Serbest Bölgede Fason Üretimi
Bilindiği üzere 3218 Sayılı Serbest Bölgeler Kanunu’nun 5810 sayılı Kanunla değişik geçici 3’üncü maddesi uyarınca serbest bölgelerde faaliyette bulunmak üzere ruhsat almış mükellefin; Bu bölgelerde gerçekleştirdikleri faaliyetleri dolayısıyla elde ettikleri kazançları, gelir ve kurumlar vergisinden müstesnadır.
Yine bu bölgelerde üretilen ürünlerin FOB bedelinin en az % 85 ‘ini yurt dışına ihraç eden mükelleflerin istihdam ettikleri personele ödedikleri ücretler de gelir vergisinden müstesnadır.
Bu aşamada bir süredir idare tarafında tartışma yaratan yorum ise, hammaddeyi bedelsiz alan firmaların yaptığı faaliyetin üretim sayılmamasıdır.

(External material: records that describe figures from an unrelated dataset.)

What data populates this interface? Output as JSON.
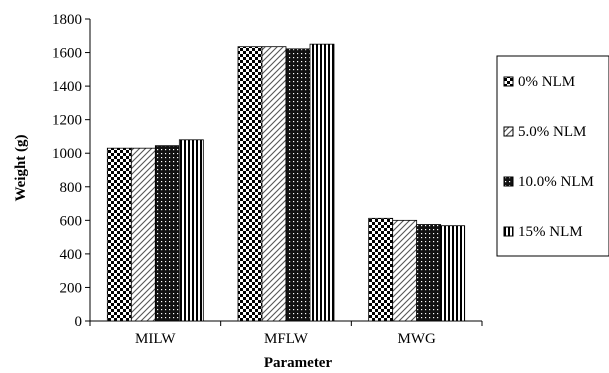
{
  "chart_data": {
    "type": "bar",
    "title": "",
    "xlabel": "Parameter",
    "ylabel": "Weight (g)",
    "ylim": [
      0,
      1800
    ],
    "yticks": [
      0,
      200,
      400,
      600,
      800,
      1000,
      1200,
      1400,
      1600,
      1800
    ],
    "grid": false,
    "legend_position": "right",
    "categories": [
      "MILW",
      "MFLW",
      "MWG"
    ],
    "series": [
      {
        "name": "0% NLM",
        "pattern": "checker",
        "values": [
          1030,
          1635,
          612
        ]
      },
      {
        "name": "5.0% NLM",
        "pattern": "diagonal",
        "values": [
          1030,
          1635,
          600
        ]
      },
      {
        "name": "10.0% NLM",
        "pattern": "dots",
        "values": [
          1045,
          1622,
          575
        ]
      },
      {
        "name": "15% NLM",
        "pattern": "vertical",
        "values": [
          1080,
          1650,
          568
        ]
      }
    ]
  }
}
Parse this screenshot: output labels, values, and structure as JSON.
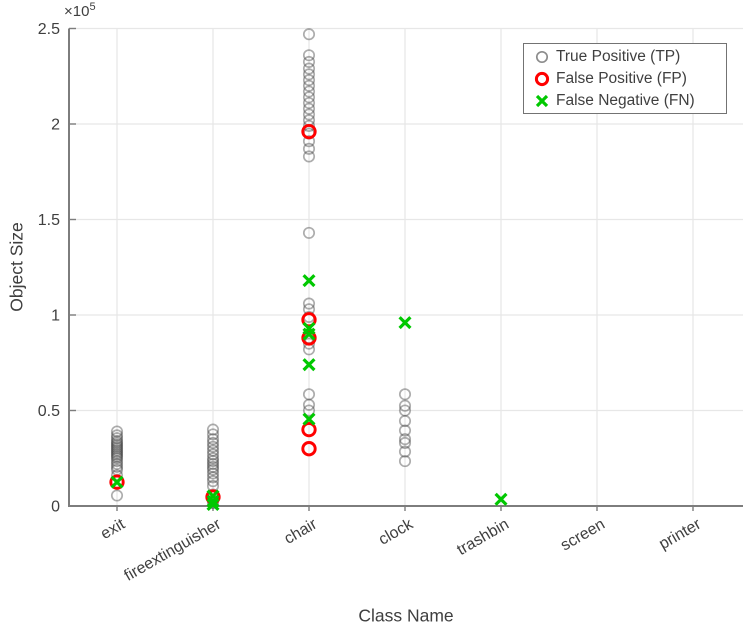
{
  "figure": {
    "xlabel": "Class Name",
    "ylabel": "Object Size",
    "y_multiplier": {
      "base": "×10",
      "exp": "5"
    }
  },
  "legend": {
    "items": [
      {
        "label": "True Positive (TP)",
        "marker": "circle",
        "color": "#8c8c8c"
      },
      {
        "label": "False Positive (FP)",
        "marker": "circle-bold",
        "color": "#ff0000"
      },
      {
        "label": "False Negative (FN)",
        "marker": "x",
        "color": "#00c800"
      }
    ]
  },
  "colors": {
    "axis": "#7d7d7d",
    "grid": "#e7e7e7",
    "text": "#3f3f3f",
    "background": "#ffffff"
  },
  "chart_data": {
    "type": "scatter",
    "title": "",
    "xlabel": "Class Name",
    "ylabel": "Object Size",
    "categories": [
      "exit",
      "fireextinguisher",
      "chair",
      "clock",
      "trashbin",
      "screen",
      "printer"
    ],
    "ylim": [
      0,
      250000
    ],
    "yticks": [
      0,
      50000,
      100000,
      150000,
      200000,
      250000
    ],
    "ytick_labels": [
      "0",
      "0.5",
      "1",
      "1.5",
      "2",
      "2.5"
    ],
    "y_multiplier_label": "×10⁵",
    "grid": true,
    "legend_position": "northeast",
    "xtick_angle": 30,
    "series": [
      {
        "name": "True Positive (TP)",
        "marker": "circle",
        "color": "#3c3c3c",
        "opacity": 0.42,
        "values_by_category": [
          [
            39000,
            37000,
            35500,
            34000,
            33000,
            32000,
            31000,
            30000,
            29000,
            28000,
            27000,
            26000,
            25000,
            23500,
            22000,
            20500,
            19000,
            16000,
            5500
          ],
          [
            40000,
            37500,
            35000,
            33000,
            31000,
            29000,
            27000,
            25000,
            23500,
            22000,
            20500,
            19000,
            17000,
            15000,
            13000,
            10500,
            6000,
            3000,
            1500
          ],
          [
            247000,
            236000,
            232500,
            229000,
            226000,
            223000,
            220000,
            217000,
            214000,
            211000,
            208000,
            205000,
            202000,
            199000,
            195000,
            191000,
            187000,
            183000,
            143000,
            106000,
            103000,
            99000,
            88000,
            85000,
            82000,
            58500,
            53000,
            50000
          ],
          [
            58500,
            52500,
            50000,
            44500,
            39500,
            35000,
            33000,
            28500,
            23500
          ],
          [],
          [],
          []
        ]
      },
      {
        "name": "False Positive (FP)",
        "marker": "circle-bold",
        "color": "#ff0000",
        "opacity": 1,
        "values_by_category": [
          [
            12500
          ],
          [
            4700
          ],
          [
            196000,
            97500,
            88000,
            40000,
            30000
          ],
          [],
          [],
          [],
          []
        ]
      },
      {
        "name": "False Negative (FN)",
        "marker": "x",
        "color": "#00c800",
        "opacity": 1,
        "values_by_category": [
          [
            12500
          ],
          [
            5200,
            2500,
            800
          ],
          [
            118000,
            93000,
            90000,
            74000,
            45500
          ],
          [
            96000
          ],
          [
            3500
          ],
          [],
          []
        ]
      }
    ]
  }
}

Maliye Bakanlığı’nca yayınlanan (1) seri no.lu Kurumlar Vergisi Genel Tebliği’nin imalat faaliyetlerine uygulanacak kurumlar vergisi istisnası ile ilgili 5.12.3.7.1 no.lu maddesinde serbest bölgede fason olarak imal ettirilen ürünlerin satışından elde edilen kazançların istisna kapsamında değerlendirilmeyeceği belirtilmiştir.
Aynı tebliğde
ayrıca; Serbest Bölgeler Kanununun geçici 3 üncü maddesinin ikinci fıkrası
uyarınca, serbest bölgelerde faaliyet gösteren mükelleflerin imal ettikleri
ürünlerin satışından elde ettikleri kazançların gelir veya kurumlar vergisinden
istisna edilebilmesi için aşağıdaki 3 belge ve listenin varlığı aranışmıştır;
- Bölgelerde
"imalat" faaliyetinde bulunmak üzere alınmış ruhsatın bir örneği,
- Sanayi sicil
belgesi ve kapasite raporunun bir örneği,
- İmalat
faaliyetinde kullanılacak araç parkını gösteren bir liste
Yine
Maliye Bakanlığı’nca yayınlanan ve serbest bölgelerde istihdam edilen
personelin ücretlerine ait gelir vergisi istisnasını konu alan (1) seri no.lu
3218 Sayılı Serbest Bölgeler Kanunu Genel Tebliği’nde aynen aşağıdaki açıklamalara
yer verilmiştir;
“………….
Yurt içinden serbest bölgeye
fason imalat kapsamında getirilen veya
dahilde işleme rejimi kapsamında yurt dışından
bölgeye getirilen maddelerin bölge içinde çeşitli işlemlere tabi tutulduktan sonra ülke içine geri gönderilen
veya bu ürünlerden yurt dışına ihraç edilen ürün bedelleri, % 85 ihracat
tutarının hesaplanmasında dikkate alınmayacaktır. Bölgedeki işletmelerin fason imalat yanında
ayrıca bölge içinde üretim ve ihracat
yapmaları durumunda ise, Kanunda belirtilen şartları taşıyıp taşımadıklarının
tespitinde fason imalat dışında üretim yapılan ve ihraç edilen ürün
bedelleri dikkate alınacaktır.
……………”
Bu
noktada sorulması gereken soru fason imalat nedir? Yasa da tanımı olmamasına
rağmen idare çok detaya girmeden, üretimde bedelsiz alınan bir hammadde olması
durumunda üretimi fason saymakta ve hem ücretler üzerindeki gelir vergisi
stopaj istisnasını hem de kurumlar vergisi istisnasını tartışmaya açmaktadır.
Bu
konuda oluşan bir ihtilafta, serbest bölgede “fason üretim” yaptığı iddiası ile
cezaya muhatap olan mükellefle ilgili olarak Danıştay 9. Daire aşağıdaki kararı
vermiştir;
“Olayda, davacının serbest bölgede
gerçekleştirdiği faaliyetin imalat kapsamında değerlendirilmesinin mümkün
olmadığı gerekçesiyle, işçilerin ücretlerinden kesilip ödenen gelir (stopaj)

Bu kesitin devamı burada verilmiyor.